La réduction de la consommation énergétique des systèmes embarqués

Modélisation des tâches

   Notre modélisation d’un système temps réel est basée sur celle proposée par Liu et Layland [LL73]. Un système temps réel est composé d’un ensemble de tâches nommé Γ qui comprend n tâches périodiques dont les caractéristiques sont détaillées ci-dessous. Nous définissons dans cette section tous les termes qui seront utilisés en  relation avec la notion d’ensemble de tâches.
Tâche. Une tâche correspond à une application utilisateur du système et chaque tâche est développée par l’utilisateur du système pour répondre à un besoin. Une tâche τ est définie comme l’exécution d’une suite d’instructions. Nous supposons que toutes les tâches sont indépendantes et que l’ordre dans lequel les tâches sont exécutées n’a pas de conséquence sur la bonne exécution du système du moment qu’elles respectent leurs contraintes temporelles. Nous faisons également l’hypothèse que les tâches sont synchrones, donc que toutes les tâches sont actives dès que le système débute son exécution, les tâches sont toutes libérées simultanément. Le modèle de tâches que nous utilisons est le modèle de tâches dit périodique, le modèle le plus courant dans le monde industriel, utilisé par exemple dans le standard ARINC 653 [ARI].
Travail. Chaque tâche libère périodiquement des travaux. Un travail est une suite d’instructions qui doit être réalisée avant une date fixée. Lorsqu’une tâche libère un travail, celui-ci est prêt à être exécuté et devient disponible pour l’algorithme d’ordonnancement. Une tâche τi libère ses travaux périodiquement suivant sa période Ti, un travail n’a donc pas de période associée. Ce modèle est appelé modèle de tâche périodique car chaque travail est libéré exactement lorsque la tâche atteint sa période. D’autres modélisations plus souples existent comme les systèmes de tâches sporadiques ou apériodiques. Pour les systèmes sporadiques, la période d’une tâche est la période de temps minimale entre deux libérations de travaux pour une tâche, ce qui signifie que le système ne peut savoir la date exacte où le travail va être libéré. Dans le cas de systèmes apériodiques, l’intervalle de temps entre deux libérations de travaux n’est soumis à aucune contrainte. Ces systèmes sont plus difficiles à étudier du fait de l’imprévisibilité de l’arrivée des tâches.

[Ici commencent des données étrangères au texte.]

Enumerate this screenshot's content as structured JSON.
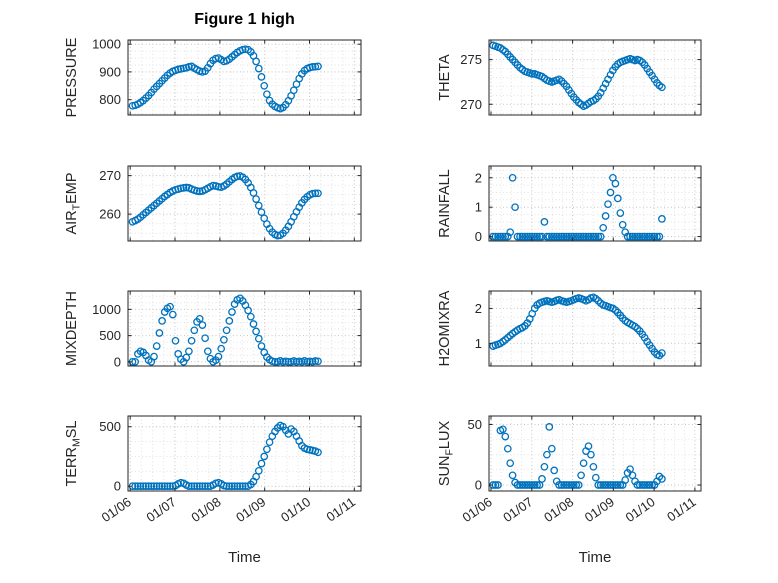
{
  "chart_data": {
    "type": "scatter",
    "title": "Figure 1 high",
    "xlabel": "Time",
    "marker": "o",
    "marker_color": "#0072BD",
    "axis_color": "#262626",
    "grid_major_color": "#c4c4c4",
    "grid_minor_color": "#e2e2e2",
    "xlim": [
      5.95,
      11.15
    ],
    "x_ticks": [
      6,
      7,
      8,
      9,
      10,
      11
    ],
    "x_tick_labels": [
      "01/06",
      "01/07",
      "01/08",
      "01/09",
      "01/10",
      "01/11"
    ],
    "x_minor_step": 0.25,
    "x": [
      6.05,
      6.11,
      6.17,
      6.23,
      6.29,
      6.35,
      6.41,
      6.47,
      6.53,
      6.59,
      6.65,
      6.71,
      6.77,
      6.83,
      6.89,
      6.95,
      7.01,
      7.07,
      7.13,
      7.19,
      7.25,
      7.31,
      7.37,
      7.43,
      7.49,
      7.55,
      7.61,
      7.67,
      7.73,
      7.79,
      7.85,
      7.91,
      7.97,
      8.03,
      8.09,
      8.15,
      8.21,
      8.27,
      8.33,
      8.39,
      8.45,
      8.51,
      8.57,
      8.63,
      8.69,
      8.75,
      8.81,
      8.87,
      8.93,
      8.99,
      9.05,
      9.11,
      9.17,
      9.23,
      9.29,
      9.35,
      9.41,
      9.47,
      9.53,
      9.59,
      9.65,
      9.71,
      9.77,
      9.83,
      9.89,
      9.95,
      10.01,
      10.07,
      10.13,
      10.19
    ],
    "subplots": [
      {
        "name": "PRESSURE",
        "col": 0,
        "row": 0,
        "ylabel_parts": [
          {
            "text": "PRESSURE",
            "sub": false
          }
        ],
        "ylim": [
          745,
          1015
        ],
        "yticks": [
          800,
          900,
          1000
        ],
        "yminor": 25,
        "values": [
          778,
          780,
          784,
          790,
          797,
          806,
          815,
          826,
          838,
          848,
          858,
          868,
          878,
          888,
          896,
          902,
          906,
          909,
          911,
          913,
          915,
          918,
          920,
          914,
          908,
          903,
          900,
          903,
          915,
          930,
          942,
          948,
          950,
          944,
          938,
          940,
          946,
          954,
          962,
          970,
          976,
          980,
          982,
          980,
          972,
          958,
          938,
          912,
          882,
          850,
          820,
          797,
          784,
          776,
          771,
          768,
          772,
          782,
          796,
          814,
          834,
          856,
          876,
          893,
          905,
          912,
          916,
          918,
          919,
          920
        ]
      },
      {
        "name": "THETA",
        "col": 1,
        "row": 0,
        "ylabel_parts": [
          {
            "text": "THETA",
            "sub": false
          }
        ],
        "ylim": [
          268.8,
          277.2
        ],
        "yticks": [
          270,
          275
        ],
        "yminor": 1,
        "values": [
          276.6,
          276.5,
          276.4,
          276.3,
          276.1,
          275.9,
          275.6,
          275.3,
          275.0,
          274.7,
          274.4,
          274.1,
          273.9,
          273.7,
          273.6,
          273.5,
          273.4,
          273.4,
          273.3,
          273.2,
          273.1,
          272.9,
          272.7,
          272.6,
          272.5,
          272.6,
          272.7,
          272.8,
          272.6,
          272.3,
          272.0,
          271.6,
          271.2,
          270.8,
          270.5,
          270.2,
          270.0,
          269.8,
          269.9,
          270.1,
          270.3,
          270.4,
          270.6,
          270.9,
          271.3,
          271.8,
          272.3,
          272.8,
          273.3,
          273.8,
          274.2,
          274.5,
          274.7,
          274.8,
          274.9,
          275.0,
          275.1,
          275.0,
          274.9,
          275.0,
          274.9,
          274.7,
          274.4,
          274.0,
          273.6,
          273.2,
          272.8,
          272.4,
          272.1,
          271.9
        ]
      },
      {
        "name": "AIR_TEMP",
        "col": 0,
        "row": 1,
        "ylabel_parts": [
          {
            "text": "AIR",
            "sub": false
          },
          {
            "text": "T",
            "sub": true
          },
          {
            "text": "EMP",
            "sub": false
          }
        ],
        "ylim": [
          253,
          272.5
        ],
        "yticks": [
          260,
          270
        ],
        "yminor": 2.5,
        "values": [
          258.0,
          258.3,
          258.7,
          259.2,
          259.8,
          260.4,
          261.0,
          261.6,
          262.2,
          262.8,
          263.4,
          264.0,
          264.6,
          265.1,
          265.6,
          266.0,
          266.3,
          266.5,
          266.7,
          266.8,
          266.9,
          266.8,
          266.5,
          266.2,
          266.0,
          265.9,
          266.0,
          266.3,
          266.7,
          267.1,
          267.4,
          267.3,
          267.1,
          267.0,
          267.3,
          267.8,
          268.4,
          269.0,
          269.5,
          269.8,
          269.9,
          269.6,
          269.0,
          268.1,
          266.9,
          265.5,
          263.9,
          262.2,
          260.5,
          258.9,
          257.4,
          256.2,
          255.3,
          254.7,
          254.4,
          254.5,
          255.0,
          255.8,
          256.8,
          258.0,
          259.3,
          260.6,
          261.8,
          262.9,
          263.8,
          264.5,
          265.0,
          265.3,
          265.4,
          265.4
        ]
      },
      {
        "name": "RAINFALL",
        "col": 1,
        "row": 1,
        "ylabel_parts": [
          {
            "text": "RAINFALL",
            "sub": false
          }
        ],
        "ylim": [
          -0.15,
          2.4
        ],
        "yticks": [
          0,
          1,
          2
        ],
        "yminor": 0.25,
        "values": [
          0,
          0,
          0,
          0,
          0,
          0,
          0,
          0.15,
          2.0,
          1.0,
          0,
          0,
          0,
          0,
          0,
          0,
          0,
          0,
          0,
          0,
          0,
          0.5,
          0,
          0,
          0,
          0,
          0,
          0,
          0,
          0,
          0,
          0,
          0,
          0,
          0,
          0,
          0,
          0,
          0,
          0,
          0,
          0,
          0,
          0,
          0,
          0.3,
          0.7,
          1.1,
          1.5,
          2.0,
          1.8,
          1.3,
          0.8,
          0.4,
          0.15,
          0,
          0,
          0,
          0,
          0,
          0,
          0,
          0,
          0,
          0,
          0,
          0,
          0,
          0,
          0.6
        ]
      },
      {
        "name": "MIXDEPTH",
        "col": 0,
        "row": 2,
        "ylabel_parts": [
          {
            "text": "MIXDEPTH",
            "sub": false
          }
        ],
        "ylim": [
          -80,
          1350
        ],
        "yticks": [
          0,
          500,
          1000
        ],
        "yminor": 125,
        "values": [
          0,
          0,
          150,
          200,
          180,
          120,
          30,
          0,
          100,
          300,
          550,
          780,
          950,
          1020,
          1050,
          900,
          400,
          150,
          50,
          0,
          80,
          200,
          400,
          600,
          760,
          820,
          700,
          450,
          200,
          60,
          0,
          30,
          100,
          250,
          420,
          600,
          780,
          950,
          1100,
          1180,
          1210,
          1160,
          1080,
          980,
          860,
          720,
          580,
          440,
          300,
          180,
          90,
          40,
          10,
          0,
          0,
          20,
          0,
          10,
          0,
          0,
          15,
          0,
          10,
          0,
          20,
          0,
          10,
          0,
          15,
          10
        ]
      },
      {
        "name": "H2OMIXRA",
        "col": 1,
        "row": 2,
        "ylabel_parts": [
          {
            "text": "H2OMIXRA",
            "sub": false
          }
        ],
        "ylim": [
          0.35,
          2.5
        ],
        "yticks": [
          1,
          2
        ],
        "yminor": 0.25,
        "values": [
          0.92,
          0.95,
          0.97,
          1.0,
          1.05,
          1.1,
          1.16,
          1.22,
          1.28,
          1.33,
          1.38,
          1.42,
          1.45,
          1.5,
          1.58,
          1.7,
          1.85,
          2.0,
          2.1,
          2.15,
          2.18,
          2.2,
          2.22,
          2.2,
          2.18,
          2.2,
          2.23,
          2.25,
          2.22,
          2.2,
          2.18,
          2.2,
          2.22,
          2.25,
          2.28,
          2.3,
          2.28,
          2.25,
          2.22,
          2.25,
          2.3,
          2.32,
          2.28,
          2.22,
          2.15,
          2.1,
          2.08,
          2.05,
          2.02,
          2.0,
          1.95,
          1.88,
          1.8,
          1.72,
          1.65,
          1.6,
          1.56,
          1.52,
          1.48,
          1.42,
          1.35,
          1.26,
          1.16,
          1.05,
          0.95,
          0.85,
          0.75,
          0.68,
          0.65,
          0.72
        ]
      },
      {
        "name": "TERR_MSL",
        "col": 0,
        "row": 3,
        "ylabel_parts": [
          {
            "text": "TERR",
            "sub": false
          },
          {
            "text": "M",
            "sub": true
          },
          {
            "text": "SL",
            "sub": false
          }
        ],
        "ylim": [
          -40,
          590
        ],
        "yticks": [
          0,
          500
        ],
        "yminor": 125,
        "values": [
          0,
          0,
          0,
          0,
          0,
          0,
          0,
          0,
          0,
          0,
          0,
          0,
          0,
          0,
          0,
          0,
          5,
          20,
          30,
          25,
          10,
          0,
          0,
          0,
          0,
          0,
          0,
          0,
          0,
          0,
          10,
          25,
          30,
          20,
          5,
          0,
          0,
          0,
          0,
          0,
          0,
          0,
          0,
          0,
          15,
          40,
          80,
          130,
          190,
          250,
          310,
          370,
          420,
          460,
          490,
          510,
          500,
          470,
          440,
          480,
          460,
          420,
          380,
          340,
          320,
          310,
          305,
          300,
          295,
          285
        ]
      },
      {
        "name": "SUN_FLUX",
        "col": 1,
        "row": 3,
        "ylabel_parts": [
          {
            "text": "SUN",
            "sub": false
          },
          {
            "text": "F",
            "sub": true
          },
          {
            "text": "LUX",
            "sub": false
          }
        ],
        "ylim": [
          -5,
          57
        ],
        "yticks": [
          0,
          50
        ],
        "yminor": 12.5,
        "values": [
          0,
          0,
          0,
          45,
          46,
          40,
          30,
          18,
          8,
          2,
          0,
          0,
          0,
          0,
          0,
          0,
          0,
          0,
          0,
          0,
          5,
          15,
          25,
          48,
          30,
          12,
          3,
          0,
          0,
          0,
          0,
          0,
          0,
          0,
          0,
          0,
          8,
          18,
          28,
          32,
          25,
          15,
          6,
          0,
          0,
          0,
          0,
          0,
          0,
          0,
          0,
          0,
          0,
          0,
          4,
          10,
          13,
          8,
          3,
          0,
          0,
          0,
          0,
          0,
          0,
          0,
          0,
          3,
          7,
          5
        ]
      }
    ]
  }
}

Hyperpériode. L’hyperpériode H de l’ensemble de tâches correspond au plus petit commun multiple de toutes les périodes de l’ensemble de tâches. Pour chaque tâche, le nombre maximal de travaux J dans une hyperpériode est égal à l’hyperpériode divisée par la période de la tâche en question. Ce nombre dépend donc de la valeur de l’hyperpériode et des valeurs des périodes des tâches : J =Øni=1HTi(2.1) Le nombre de tâches dans un système temps réel embarqué est limité et les périodes de ces tâches ont en général des relations temporelles entre elles. Par exemple, il est peu probable que les périodes des tâches soient premières entre elles, les périodes des tâches sont souvent des harmoniques. En prenant un exemple concret, des tâches peuvent avoir des périodes de 1ms, 2ms, 5ms ou 10ms mais il est moins fréquent de trouver des tâches avec des périodes de 1.78ms et de 8.54ms. La valeur de l’hyperpériode ainsi que le nombre de travaux dans une hyperpériode restent donc naturellement raisonnables.

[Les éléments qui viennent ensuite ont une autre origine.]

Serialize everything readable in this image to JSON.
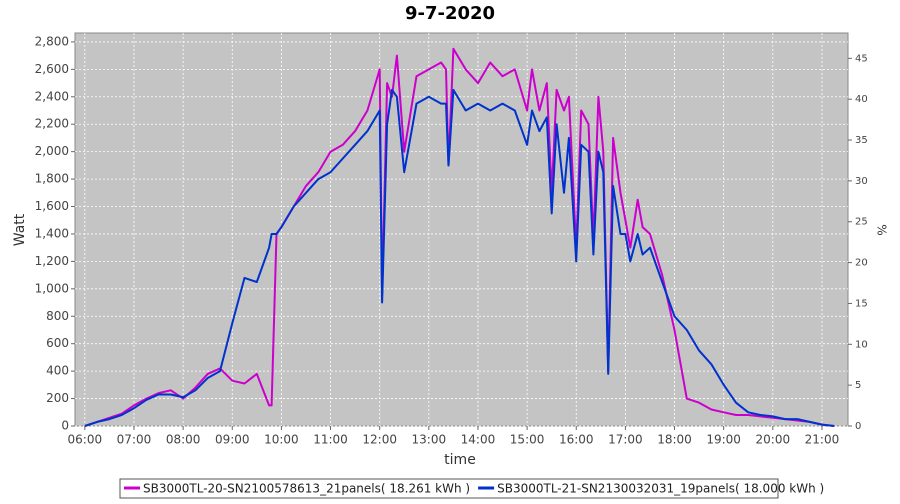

WCET – AET. Le WCET (Worst Case Execution Time) d’une tâche est la durée maximale de l’exécution de chacun de ses travaux. Le WCET de la tâche τi est noté Ci et le WCET du travail j est noté j.c. Calculer le WCET d’une tâche est difficile et ce sujet est une thématique de recherche à lui tout seul. Nous renvoyons le lecteur à [WEE+08] pour plus d’informations. Nous supposons que le WCET de chaque travail est connu. Le temps d’exécution réel d’un travail (Actual Execution Time en anglais) est le temps utilisé par ce travail lors de l’exécution. Nous faisons l’hypothèse que l’AET est compris entre 0 et le WCET de ce travail.

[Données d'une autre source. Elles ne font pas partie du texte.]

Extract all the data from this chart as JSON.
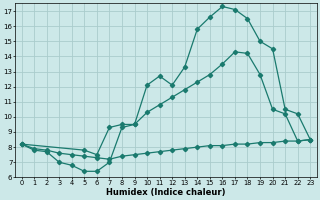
{
  "xlabel": "Humidex (Indice chaleur)",
  "bg_color": "#cce8e8",
  "grid_color": "#aacccc",
  "line_color": "#1a7a6e",
  "xlim": [
    -0.5,
    23.5
  ],
  "ylim": [
    6,
    17.5
  ],
  "xticks": [
    0,
    1,
    2,
    3,
    4,
    5,
    6,
    7,
    8,
    9,
    10,
    11,
    12,
    13,
    14,
    15,
    16,
    17,
    18,
    19,
    20,
    21,
    22,
    23
  ],
  "yticks": [
    6,
    7,
    8,
    9,
    10,
    11,
    12,
    13,
    14,
    15,
    16,
    17
  ],
  "line1_x": [
    0,
    1,
    2,
    3,
    4,
    5,
    6,
    7,
    8,
    9,
    10,
    11,
    12,
    13,
    14,
    15,
    16,
    17,
    18,
    19,
    20,
    21,
    22,
    23
  ],
  "line1_y": [
    8.2,
    7.8,
    7.7,
    7.0,
    6.8,
    6.4,
    6.4,
    7.0,
    9.3,
    9.5,
    12.1,
    12.7,
    12.1,
    13.3,
    15.8,
    16.6,
    17.3,
    17.1,
    16.5,
    15.0,
    14.5,
    10.5,
    10.2,
    8.5
  ],
  "line2_x": [
    0,
    5,
    6,
    7,
    8,
    9,
    10,
    11,
    12,
    13,
    14,
    15,
    16,
    17,
    18,
    19,
    20,
    21,
    22,
    23
  ],
  "line2_y": [
    8.2,
    7.8,
    7.5,
    9.3,
    9.5,
    9.5,
    10.3,
    10.8,
    11.3,
    11.8,
    12.3,
    12.8,
    13.5,
    14.3,
    14.2,
    12.8,
    10.5,
    10.2,
    8.4,
    8.5
  ],
  "line3_x": [
    0,
    1,
    2,
    3,
    4,
    5,
    6,
    7,
    8,
    9,
    10,
    11,
    12,
    13,
    14,
    15,
    16,
    17,
    18,
    19,
    20,
    21,
    22,
    23
  ],
  "line3_y": [
    8.2,
    7.9,
    7.8,
    7.6,
    7.5,
    7.4,
    7.3,
    7.2,
    7.4,
    7.5,
    7.6,
    7.7,
    7.8,
    7.9,
    8.0,
    8.1,
    8.1,
    8.2,
    8.2,
    8.3,
    8.3,
    8.4,
    8.4,
    8.5
  ]
}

Échéance. Chaque travail une fois libéré doit terminer son exécution avec une certaine date sous peine de violer son échéance. Nous notons Di l’échéance relative de la tâche τi. L’échéance absolue j.d du travail j sera donc la date de sa libération additionnée de cette échéance relative. Nous faisons l’hypothèse que l’échéance de chaque tâche est égale à sa période. Dans la littérature, ces ensembles de tâches sont appelés ensembles de tâches à « échéances implicites ». Un autre modèle utilisé est le modèle à « échéances contraintes » où l’échéance de chaque travail est inférieure ou égale à sa période. Enfin, le modèle à « échéances arbitraires » ne fixe aucune contrainte entre les échéances et les périodes des tâches.
Criticité. Chaque tâche est caractérisée par sa criticité. Nous supposons deux niveaux de criticité : HIGH et LOW. Pour les systèmes temps réel dur, la criticité de chaque tâche est HIGH car aucun dépassement d’échéances n’est autorisé. Les systèmes temps réel à criticité mixte permettent d’ordonnancer des tâches de différents niveaux de criticité et les tâches de criticité LOW autorisent qu’un certain pourcentage d’échéances soient violées. Ce modèle est différent du modèle classique des systèmes temps réel à criticité mixte proposé par Vestal et al. [Ves07]. Nous détaillerons au chapitre 6 quels sont les différences entre le modèle que nous adoptons ici et le modèle classique.

Ordonnancement de systèmes multiprocesseurs

   Cette section propose un résumé non exhaustif des algorithmes d’ordonnancement multiprocesseurs existants. Ces algorithmes n’ont pas comme objectif de réduire la consommation énergétique mais il est néanmoins important d’avoir une connaissance de ces solutions car les algorithmes d’ordonnancement réduisant la consommation énergétique doivent satisfaire les contraintes d’ordonnancement. Nous supposons ici que le système possède au minimum deux processeurs. L’ordonnancement des systèmes temps réel multiprocesseurs ne peut être considéré comme la généralisation de l’ordonnancement monoprocesseur. Ce problème est plus complexe que sur systèmes monoprocesseurs car il ajoute une dimension spatiale à un problème d’allocation temporelle des ressources. L’ordonnancement multiprocesseur souffre également d’anomalies d’ordonnancement [AJ02]. Un algorithme d’ordonnancement multiprocesseur peut par exemple ordonnancer correctement un ensemble de tâches et engendrer des dépassements d’échéances lorsque la période d’une tâche de cet ensemble de tâches augmente. Les algorithmes d’ordonnancement multiprocesseurs peuvent être divisés en plusieurs catégories selon un certain nombre de critères. Ils sont généralement triés en trois catégories selon qu’ils autorisent ou non la migration des tâches et des travaux entre processeurs.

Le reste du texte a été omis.